Pour l’instant, la croissance demeure positive, mais il est probable que les difficultés dominent
Jusqu’à présent, cette année, la plupart des grandes économies ont poursuivi leur expansion et certains des risques clés relatifs à la croissance ont diminué. Après avoir atteint un niveau extrême, l’inflation a diminué, les tensions touchant le système bancaire local américain se sont atténuées, les actifs à risque se sont redressés et le marché du logement nord-américain a rebondi ce printemps. Le fait que les difficultés les plus critiques se sont intensifiées contrebalance toutefois cette longue liste de points positifs. Le rebond économique qu’a connu la Chine à la fin de l’année dernière s’essouffle, et malgré les tentatives des décideurs politiques pour stimuler la croissance, la deuxième économie mondiale est en difficulté. En outre, dans les pays développés, les taux d’intérêt à court terme ont encore plus augmenté que prévu et se situent maintenant à des niveaux résolument restrictifs qui n’ont pas été observés depuis plus de deux décennies. Le plein effet du resserrement des conditions monétaires se traduit généralement par un ralentissement économique avec un retard important, ce qui signifie qu’il est envisageable que la possibilité de récession commence à peine à poindre. Nous prévoyons donc toujours que la plupart des pays développés connaîtront une récession l’année prochaine, même s’il est probable que celle-ci soit modérée et de courte durée. Nous avons revu la plupart de nos prévisions de croissance du PIB à la hausse pour 2023 et à la baisse pour 2024, car les données économiques ont été meilleures que prévu au cours de l’été et que le début de la récession anticipée a été reporté du troisième au quatrième trimestre de 2023. Nos prévisions de croissance pour 2024 demeurent inférieures à la moyenne.
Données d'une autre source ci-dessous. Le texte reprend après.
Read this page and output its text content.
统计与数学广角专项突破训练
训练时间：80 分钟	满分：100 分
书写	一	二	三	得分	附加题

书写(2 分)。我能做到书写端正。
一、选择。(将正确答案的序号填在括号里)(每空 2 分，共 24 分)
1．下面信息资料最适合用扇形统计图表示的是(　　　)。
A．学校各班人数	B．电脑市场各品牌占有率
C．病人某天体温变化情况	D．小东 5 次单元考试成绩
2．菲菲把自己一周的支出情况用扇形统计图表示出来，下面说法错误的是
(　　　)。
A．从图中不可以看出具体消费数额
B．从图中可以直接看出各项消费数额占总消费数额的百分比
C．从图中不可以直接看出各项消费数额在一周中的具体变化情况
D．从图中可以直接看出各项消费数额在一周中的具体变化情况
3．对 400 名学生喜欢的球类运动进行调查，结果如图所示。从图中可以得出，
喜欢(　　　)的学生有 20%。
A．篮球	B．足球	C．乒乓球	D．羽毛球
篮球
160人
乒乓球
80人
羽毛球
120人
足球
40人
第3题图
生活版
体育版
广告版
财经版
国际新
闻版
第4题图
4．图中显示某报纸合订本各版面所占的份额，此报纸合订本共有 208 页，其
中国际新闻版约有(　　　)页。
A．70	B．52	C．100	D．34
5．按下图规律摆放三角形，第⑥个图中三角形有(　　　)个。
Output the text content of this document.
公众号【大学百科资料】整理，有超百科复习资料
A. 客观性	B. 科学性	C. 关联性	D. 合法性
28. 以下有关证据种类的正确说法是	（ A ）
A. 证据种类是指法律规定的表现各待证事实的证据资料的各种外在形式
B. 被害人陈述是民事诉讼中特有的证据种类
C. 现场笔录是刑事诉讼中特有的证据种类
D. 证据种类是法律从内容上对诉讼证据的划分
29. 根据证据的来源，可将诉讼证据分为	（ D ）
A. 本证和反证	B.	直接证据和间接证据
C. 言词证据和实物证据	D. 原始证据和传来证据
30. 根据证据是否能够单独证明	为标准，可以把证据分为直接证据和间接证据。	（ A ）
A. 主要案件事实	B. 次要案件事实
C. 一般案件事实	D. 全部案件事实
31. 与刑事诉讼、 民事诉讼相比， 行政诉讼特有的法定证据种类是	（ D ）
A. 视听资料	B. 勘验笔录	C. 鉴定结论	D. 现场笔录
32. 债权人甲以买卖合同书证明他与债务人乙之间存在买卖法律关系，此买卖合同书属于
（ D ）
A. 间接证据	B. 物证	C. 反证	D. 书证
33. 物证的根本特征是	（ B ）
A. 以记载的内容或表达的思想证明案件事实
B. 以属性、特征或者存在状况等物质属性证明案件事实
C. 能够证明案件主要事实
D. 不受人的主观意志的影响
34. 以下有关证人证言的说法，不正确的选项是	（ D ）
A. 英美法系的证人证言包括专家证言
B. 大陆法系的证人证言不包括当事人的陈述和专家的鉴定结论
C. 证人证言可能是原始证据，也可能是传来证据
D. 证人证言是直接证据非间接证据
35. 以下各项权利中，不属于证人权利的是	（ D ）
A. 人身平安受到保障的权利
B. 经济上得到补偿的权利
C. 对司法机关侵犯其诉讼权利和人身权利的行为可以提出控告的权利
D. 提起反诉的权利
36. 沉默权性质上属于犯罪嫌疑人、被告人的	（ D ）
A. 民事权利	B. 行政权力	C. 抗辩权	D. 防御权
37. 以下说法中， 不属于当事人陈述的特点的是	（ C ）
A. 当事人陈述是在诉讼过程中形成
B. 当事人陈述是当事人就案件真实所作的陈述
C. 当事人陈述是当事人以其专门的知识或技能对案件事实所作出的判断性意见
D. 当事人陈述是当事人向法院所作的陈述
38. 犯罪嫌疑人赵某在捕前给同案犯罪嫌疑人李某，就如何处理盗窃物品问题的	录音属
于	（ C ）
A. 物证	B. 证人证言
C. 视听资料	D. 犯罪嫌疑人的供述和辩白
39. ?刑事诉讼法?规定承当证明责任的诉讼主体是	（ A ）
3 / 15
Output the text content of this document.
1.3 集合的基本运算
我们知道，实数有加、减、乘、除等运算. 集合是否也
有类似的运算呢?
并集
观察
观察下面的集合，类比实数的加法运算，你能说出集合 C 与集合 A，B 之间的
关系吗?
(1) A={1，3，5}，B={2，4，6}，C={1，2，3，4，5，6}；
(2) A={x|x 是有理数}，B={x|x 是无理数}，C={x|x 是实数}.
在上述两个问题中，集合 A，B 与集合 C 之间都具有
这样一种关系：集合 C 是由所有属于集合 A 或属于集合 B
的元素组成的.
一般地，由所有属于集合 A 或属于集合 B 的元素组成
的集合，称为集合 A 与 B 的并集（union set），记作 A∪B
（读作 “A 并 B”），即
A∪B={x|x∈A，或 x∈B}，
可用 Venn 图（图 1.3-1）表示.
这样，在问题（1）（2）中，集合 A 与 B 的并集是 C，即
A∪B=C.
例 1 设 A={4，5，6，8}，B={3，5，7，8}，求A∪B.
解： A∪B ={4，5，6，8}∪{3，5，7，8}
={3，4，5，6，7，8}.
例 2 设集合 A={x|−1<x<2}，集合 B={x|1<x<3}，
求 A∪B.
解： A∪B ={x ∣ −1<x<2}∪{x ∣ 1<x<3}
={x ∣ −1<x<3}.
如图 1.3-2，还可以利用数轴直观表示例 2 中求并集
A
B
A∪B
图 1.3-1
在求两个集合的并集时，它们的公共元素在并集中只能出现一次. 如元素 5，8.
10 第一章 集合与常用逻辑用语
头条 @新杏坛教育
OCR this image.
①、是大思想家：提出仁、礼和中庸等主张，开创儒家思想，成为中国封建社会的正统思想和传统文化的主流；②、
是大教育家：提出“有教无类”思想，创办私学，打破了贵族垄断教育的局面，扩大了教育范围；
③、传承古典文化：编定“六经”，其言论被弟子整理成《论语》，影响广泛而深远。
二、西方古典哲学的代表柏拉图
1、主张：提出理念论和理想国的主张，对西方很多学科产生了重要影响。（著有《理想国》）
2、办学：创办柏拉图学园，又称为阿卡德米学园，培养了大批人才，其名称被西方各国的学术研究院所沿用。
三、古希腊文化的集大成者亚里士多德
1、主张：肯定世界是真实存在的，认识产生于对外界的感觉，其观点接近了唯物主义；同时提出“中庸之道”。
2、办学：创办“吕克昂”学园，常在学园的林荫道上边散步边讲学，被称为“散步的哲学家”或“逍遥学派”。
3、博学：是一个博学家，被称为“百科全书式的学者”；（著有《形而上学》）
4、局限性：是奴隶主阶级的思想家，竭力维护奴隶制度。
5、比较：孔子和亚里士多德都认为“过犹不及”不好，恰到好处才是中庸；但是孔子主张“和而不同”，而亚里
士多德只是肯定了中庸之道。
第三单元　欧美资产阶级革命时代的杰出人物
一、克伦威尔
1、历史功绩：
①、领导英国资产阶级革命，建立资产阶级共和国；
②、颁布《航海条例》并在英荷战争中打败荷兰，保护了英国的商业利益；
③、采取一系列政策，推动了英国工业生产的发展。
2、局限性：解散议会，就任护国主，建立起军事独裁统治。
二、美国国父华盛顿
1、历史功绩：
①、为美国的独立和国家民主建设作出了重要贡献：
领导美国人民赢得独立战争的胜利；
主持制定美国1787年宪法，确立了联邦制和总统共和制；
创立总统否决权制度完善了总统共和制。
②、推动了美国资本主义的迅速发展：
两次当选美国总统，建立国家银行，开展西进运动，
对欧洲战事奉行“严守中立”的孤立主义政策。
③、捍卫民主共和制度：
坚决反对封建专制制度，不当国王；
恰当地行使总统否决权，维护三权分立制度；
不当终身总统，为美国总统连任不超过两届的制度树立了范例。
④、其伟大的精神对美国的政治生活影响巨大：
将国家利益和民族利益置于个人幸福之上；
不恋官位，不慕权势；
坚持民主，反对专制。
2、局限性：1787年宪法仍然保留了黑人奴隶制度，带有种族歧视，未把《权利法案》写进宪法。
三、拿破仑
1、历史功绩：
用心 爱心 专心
La tendance de l’inflation demeure favorable
Aux États-Unis, l’inflation des prix à la consommation a atteint un sommet de 9 % au milieu de 2022 et a depuis diminué pour passer à 3 %, car les quatre principaux facteurs qui la faisaient augmenter se sont tous inversés. La flambée des prix des marchandises qui a suivi l’invasion de l’Ukraine par la Russie s’est inversée, la plupart des problèmes de la chaîne d’approvisionnement ont été réglés, la politique monétaire est passée d’un assouplissement extrême à une position restrictive et la politique budgétaire est devenue beaucoup moins stimulante. Bien que l’inflation ait diminué relativement rapidement l’année dernière, il sera plus difficile d’obtenir d’autres améliorations importantes à court terme pour atteindre l’objectif de 2,0 %, car les prix de l’essence ont rebondi ces derniers mois et les effets de base seront moins favorables. Nous demeurons néanmoins optimistes quant aux perspectives d’inflation à moyen terme et nous croyons que, notamment en raison de conditions économiques plus faibles, l’inflation pourrait chuter plus rapidement que ce à quoi l’on s’attend généralement pour atteindre un peu plus de 2,0 % d’ici l’an prochain.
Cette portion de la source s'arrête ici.